ECLI:NL:CRVB:2021:2585
Centrale Raad van Beroep
- Hoger beroep
- Rechtspraak.nl
Afwijzing verzoek om herziening van een eerdere uitspraak inzake ouderdomspensioen
In deze zaak heeft de Centrale Raad van Beroep op 14 oktober 2021 uitspraak gedaan over een verzoek om herziening van een eerdere uitspraak van de Raad van 20 juli 2020. Verzoeker, die in Marokko woont, had het verzoek om herziening ingediend, maar heeft geen nieuwe feiten of omstandigheden aangedragen die vóór de eerdere uitspraak niet bekend waren en redelijkerwijs niet bekend konden zijn. De Raad heeft vastgesteld dat het verzoeker niet is toegestaan om een hernieuwde discussie te voeren over de eerdere uitspraak. De eerdere uitspraak betrof een besluit van de Sociale Verzekeringsbank (Svb) waarin het bezwaar tegen een pensioenoverzicht niet ontvankelijk was verklaard vanwege een niet verschoonbare overschrijding van de bezwaartermijn.
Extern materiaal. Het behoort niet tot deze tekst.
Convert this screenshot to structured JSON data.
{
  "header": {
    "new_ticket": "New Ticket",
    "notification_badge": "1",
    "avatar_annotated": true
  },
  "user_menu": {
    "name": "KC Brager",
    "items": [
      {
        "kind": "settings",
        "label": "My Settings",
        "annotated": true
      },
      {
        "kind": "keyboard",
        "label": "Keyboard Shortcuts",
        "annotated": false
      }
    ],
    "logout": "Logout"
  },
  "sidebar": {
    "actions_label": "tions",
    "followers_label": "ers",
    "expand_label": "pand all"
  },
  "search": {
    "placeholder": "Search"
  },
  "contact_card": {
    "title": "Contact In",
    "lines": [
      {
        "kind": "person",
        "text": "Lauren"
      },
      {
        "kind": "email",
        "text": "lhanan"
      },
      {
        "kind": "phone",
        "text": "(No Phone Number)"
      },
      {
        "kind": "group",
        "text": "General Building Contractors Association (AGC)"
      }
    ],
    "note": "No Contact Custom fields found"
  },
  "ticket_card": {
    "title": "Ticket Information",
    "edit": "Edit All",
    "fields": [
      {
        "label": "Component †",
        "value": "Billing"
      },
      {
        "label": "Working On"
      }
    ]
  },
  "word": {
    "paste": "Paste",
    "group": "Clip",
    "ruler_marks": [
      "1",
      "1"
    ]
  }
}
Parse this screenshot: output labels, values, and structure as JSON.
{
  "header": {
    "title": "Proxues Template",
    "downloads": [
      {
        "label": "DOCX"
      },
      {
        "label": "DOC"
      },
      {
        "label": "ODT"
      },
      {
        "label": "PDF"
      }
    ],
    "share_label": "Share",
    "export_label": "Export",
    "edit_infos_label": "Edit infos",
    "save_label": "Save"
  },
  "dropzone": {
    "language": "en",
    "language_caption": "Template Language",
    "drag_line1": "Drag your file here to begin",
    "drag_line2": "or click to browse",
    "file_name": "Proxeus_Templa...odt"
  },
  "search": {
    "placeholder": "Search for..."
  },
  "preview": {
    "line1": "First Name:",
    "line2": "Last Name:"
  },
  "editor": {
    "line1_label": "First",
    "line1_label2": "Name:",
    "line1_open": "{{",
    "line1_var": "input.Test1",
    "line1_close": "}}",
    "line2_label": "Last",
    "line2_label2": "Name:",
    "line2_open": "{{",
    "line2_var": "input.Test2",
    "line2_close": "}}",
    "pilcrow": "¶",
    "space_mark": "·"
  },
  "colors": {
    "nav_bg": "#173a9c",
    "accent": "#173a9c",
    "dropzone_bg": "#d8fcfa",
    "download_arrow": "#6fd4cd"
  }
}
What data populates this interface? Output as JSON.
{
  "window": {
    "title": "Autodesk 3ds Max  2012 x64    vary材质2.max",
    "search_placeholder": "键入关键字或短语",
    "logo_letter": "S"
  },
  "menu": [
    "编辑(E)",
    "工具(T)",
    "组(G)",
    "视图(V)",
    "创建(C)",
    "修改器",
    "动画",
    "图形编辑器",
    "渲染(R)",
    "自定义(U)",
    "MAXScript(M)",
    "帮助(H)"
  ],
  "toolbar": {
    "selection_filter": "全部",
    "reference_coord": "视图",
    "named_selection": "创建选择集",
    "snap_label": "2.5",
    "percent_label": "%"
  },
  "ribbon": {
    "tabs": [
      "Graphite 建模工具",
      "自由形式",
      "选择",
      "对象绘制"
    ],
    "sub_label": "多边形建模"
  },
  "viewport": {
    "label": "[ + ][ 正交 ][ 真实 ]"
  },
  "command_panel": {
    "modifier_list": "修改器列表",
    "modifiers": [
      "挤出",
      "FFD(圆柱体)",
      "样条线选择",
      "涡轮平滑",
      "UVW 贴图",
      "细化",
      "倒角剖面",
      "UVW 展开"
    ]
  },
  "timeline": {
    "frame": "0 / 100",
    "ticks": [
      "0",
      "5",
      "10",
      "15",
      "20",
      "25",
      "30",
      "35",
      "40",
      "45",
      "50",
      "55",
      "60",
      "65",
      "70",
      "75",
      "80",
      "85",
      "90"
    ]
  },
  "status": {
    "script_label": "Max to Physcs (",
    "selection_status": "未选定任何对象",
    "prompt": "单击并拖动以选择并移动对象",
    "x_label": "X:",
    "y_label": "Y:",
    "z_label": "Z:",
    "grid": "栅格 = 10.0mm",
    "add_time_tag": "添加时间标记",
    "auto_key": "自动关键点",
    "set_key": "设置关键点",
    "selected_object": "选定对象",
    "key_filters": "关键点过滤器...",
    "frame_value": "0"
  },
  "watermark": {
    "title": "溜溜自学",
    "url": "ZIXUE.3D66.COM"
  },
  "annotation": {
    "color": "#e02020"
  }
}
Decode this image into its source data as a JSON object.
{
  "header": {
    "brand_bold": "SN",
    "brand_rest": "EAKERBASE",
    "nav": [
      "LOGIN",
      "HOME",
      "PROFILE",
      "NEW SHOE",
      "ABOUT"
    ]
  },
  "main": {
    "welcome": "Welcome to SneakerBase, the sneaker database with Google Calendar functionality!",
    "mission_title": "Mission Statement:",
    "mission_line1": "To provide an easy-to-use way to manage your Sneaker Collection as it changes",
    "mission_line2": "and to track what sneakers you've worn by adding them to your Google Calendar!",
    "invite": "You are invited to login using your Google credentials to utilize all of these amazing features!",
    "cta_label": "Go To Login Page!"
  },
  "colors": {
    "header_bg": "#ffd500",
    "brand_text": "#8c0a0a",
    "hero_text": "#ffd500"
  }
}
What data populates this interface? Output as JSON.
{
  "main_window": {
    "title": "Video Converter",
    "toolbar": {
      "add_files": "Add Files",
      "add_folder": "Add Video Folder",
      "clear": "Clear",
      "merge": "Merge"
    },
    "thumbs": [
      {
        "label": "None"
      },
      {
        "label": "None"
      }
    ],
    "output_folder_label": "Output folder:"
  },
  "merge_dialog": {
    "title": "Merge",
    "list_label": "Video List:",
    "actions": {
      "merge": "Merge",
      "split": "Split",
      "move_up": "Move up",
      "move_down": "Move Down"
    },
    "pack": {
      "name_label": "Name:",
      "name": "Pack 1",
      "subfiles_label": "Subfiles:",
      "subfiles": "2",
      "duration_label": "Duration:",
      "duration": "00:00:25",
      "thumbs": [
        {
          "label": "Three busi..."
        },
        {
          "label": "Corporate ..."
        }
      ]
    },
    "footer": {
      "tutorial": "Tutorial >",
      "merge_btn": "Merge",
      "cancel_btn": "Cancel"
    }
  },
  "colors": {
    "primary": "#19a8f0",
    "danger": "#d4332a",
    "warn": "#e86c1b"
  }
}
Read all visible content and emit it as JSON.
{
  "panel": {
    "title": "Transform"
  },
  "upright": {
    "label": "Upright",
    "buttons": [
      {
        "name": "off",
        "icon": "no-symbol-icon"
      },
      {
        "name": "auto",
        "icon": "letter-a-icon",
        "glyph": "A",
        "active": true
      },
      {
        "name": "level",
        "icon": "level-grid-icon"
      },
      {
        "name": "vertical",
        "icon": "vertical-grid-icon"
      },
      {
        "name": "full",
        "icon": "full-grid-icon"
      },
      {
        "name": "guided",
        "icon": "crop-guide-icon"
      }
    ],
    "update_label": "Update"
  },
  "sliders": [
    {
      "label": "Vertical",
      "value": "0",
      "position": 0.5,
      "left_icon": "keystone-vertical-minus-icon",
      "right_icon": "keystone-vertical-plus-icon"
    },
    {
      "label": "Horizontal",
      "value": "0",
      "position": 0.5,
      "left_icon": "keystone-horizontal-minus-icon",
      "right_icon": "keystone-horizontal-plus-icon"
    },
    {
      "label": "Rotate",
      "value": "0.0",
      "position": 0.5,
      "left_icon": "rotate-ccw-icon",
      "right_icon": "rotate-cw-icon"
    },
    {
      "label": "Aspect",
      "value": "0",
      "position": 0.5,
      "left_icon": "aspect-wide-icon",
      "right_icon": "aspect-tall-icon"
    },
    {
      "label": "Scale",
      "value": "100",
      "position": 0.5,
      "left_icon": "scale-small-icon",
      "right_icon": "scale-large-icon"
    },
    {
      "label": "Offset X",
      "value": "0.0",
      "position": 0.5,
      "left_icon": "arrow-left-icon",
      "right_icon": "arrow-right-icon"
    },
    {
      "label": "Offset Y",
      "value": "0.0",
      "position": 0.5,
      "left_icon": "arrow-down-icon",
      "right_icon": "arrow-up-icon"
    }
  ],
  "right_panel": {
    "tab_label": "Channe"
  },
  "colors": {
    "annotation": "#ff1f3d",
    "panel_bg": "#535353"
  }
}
Verzoeker heeft in zijn herzieningsverzoek wel aangegeven dat hij ernstig ziek is en soms een zwervend bestaan leidt, maar deze omstandigheden voldoen niet aan de strikte voorwaarden voor herziening zoals gesteld in artikel 8:119 van de Algemene wet bestuursrecht (Awb). De Raad heeft geconcludeerd dat het verzoek om herziening moet worden afgewezen. Ten overvloede is opgemerkt dat aan verzoeker op 27 maart 2019 een ouderdomspensioen is toegekend, waartegen geen rechtsmiddelen zijn aangewend.